Not Addressing Some Of The Most Common Potential Security Issues

Although it is well-known that you need to have unique passwords for each website or application, these passwords also need to be complex and should be stored in a secure location that no one else has access to.

Also knowing if your anti-virus and firewall software is functioning correctly, as many companies install this software but then have no way at all to make sure they are turned on let alone operating correctly.
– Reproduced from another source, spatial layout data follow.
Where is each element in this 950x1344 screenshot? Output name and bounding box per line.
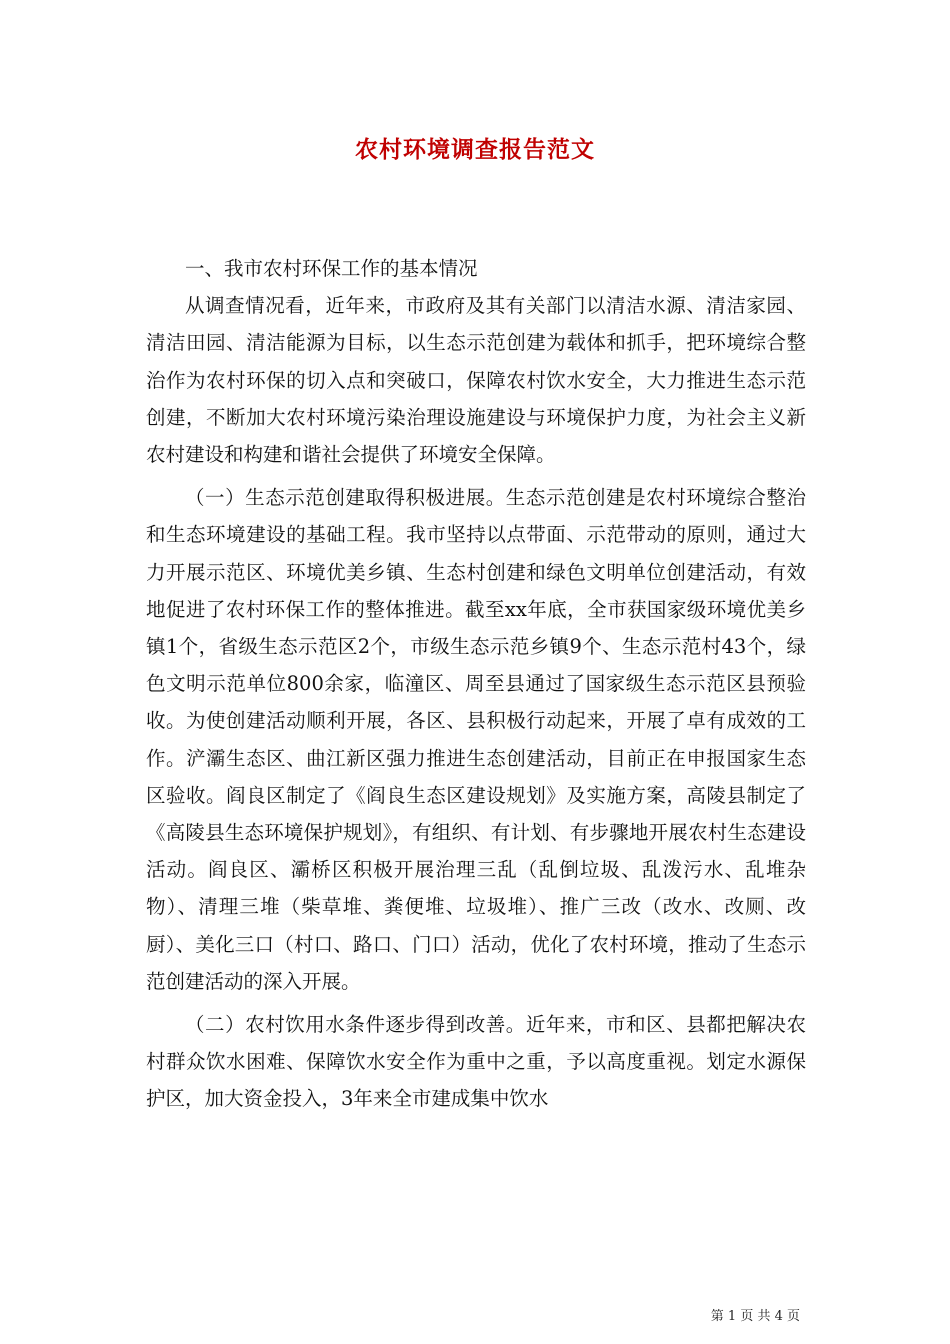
section-heading: 一、我市农村环保工作的基本情况 (185, 257, 478, 280)
paragraph: （二）农村饮用水条件逐步得到改善。近年来，市和区、县都把解决农村群众饮水困难、保障饮水安全作为重中之重，予以高度重视。划定水源保护区，加大资金投入，3年来全市建成集中饮水 (146, 1013, 806, 1111)
paragraph: （一）生态示范创建取得积极进展。生态示范创建是农村环境综合整治和生态环境建设的基础工程。我市坚持以点带面、示范带动的原则，通过大力开展示范区、环境优美乡镇、生态村创建和绿色文明单位创建活动，有效地促进了农村环保工作的整体推进。截至xx年底，全市获国家级环境优美乡镇1个，省级生态示范区2个，市级生态示范乡镇9个、生态示范村43个，绿色文明示范单位800余家，临潼区、周至县通过了国家级生态示范区县预验收。为使创建活动顺利开展，各区、县积极行动起来，开展了卓有成效的工作。浐灞生态区、曲江新区强力推进生态创建活动，目前正在申报国家生态区验收。阎良区制定了《阎良生态区建设规划》及实施方案，高陵县制定了《高陵县生态环境保护规划》，有组织、有计划、有步骤地开展农村生态建设活动。阎良区、灞桥区积极开展治理三乱（乱倒垃圾、乱泼污水、乱堆杂物）、清理三堆（柴草堆、粪便堆、垃圾堆）、推广三改（改水、改厕、改厨）、美化三口（村口、路口、门口）活动，优化了农村环境，推动了生态示范创建活动的深入开展。 (146, 486, 806, 993)
document-title: 农村环境调查报告范文 (355, 136, 595, 163)
paragraph: 从调查情况看，近年来，市政府及其有关部门以清洁水源、清洁家园、清洁田园、清洁能源为目标，以生态示范创建为载体和抓手，把环境综合整治作为农村环保的切入点和突破口，保障农村饮水安全，大力推进生态示范创建，不断加大农村环境污染治理设施建设与环境保护力度，为社会主义新农村建设和构建和谐社会提供了环境安全保障。 (146, 294, 806, 467)
page-number: 第 1 页 共 4 页 (710, 1309, 800, 1324)
document-body (146, 250, 806, 1118)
Much of the above, although well-known for a number of years is still not being addressed correctly.

 

Not Knowing What You Don’t Know

The issues with trying to protect and secure your information is that you need to have an in-depth understanding of exactly what the threats are, where they are coming from and the latest best practices to secure your information. Without knowing this information, you may think your level of protection is more than adequate and you have everything covered but in many cases a specialist may be required to address potential issues of which you aren’t aware.

 

Thinking Once You Have Some Of The Basics Covered That You No Longer Need To Worry About Security

In the world of ever-evolving threats information security isn't something you simply address once and then can forget about it. As the number of threats is continuing to increase you need to implement a process that allows for your security to be addressed regularly. Depending on a number of factors this could be ever 6 to 12 months.

 

Just Looking At The Technology Solution

Is common that everyone addresses the various issues from a technology point of view, but they ignore the human factor. Often this is one of the most important areas to address as your information security is only as good as your weakest link. If adequate training hasn't been provided to members of your team and clear policies and procedures around how to handle information security, you're leaving yourself exposed.

 

Third-Party Exposure

Outsourcing to a third party that is a specialist in their field is great, but you need to make sure that they are the right person or company for the task. Also, it is important to be informed as even though the outsourced third party might be handling the day- to-day running of your IT security, you need to be involved in the process.

This also applies to inhouse IT as you may find they are ill-equipped to handle your information security requirements.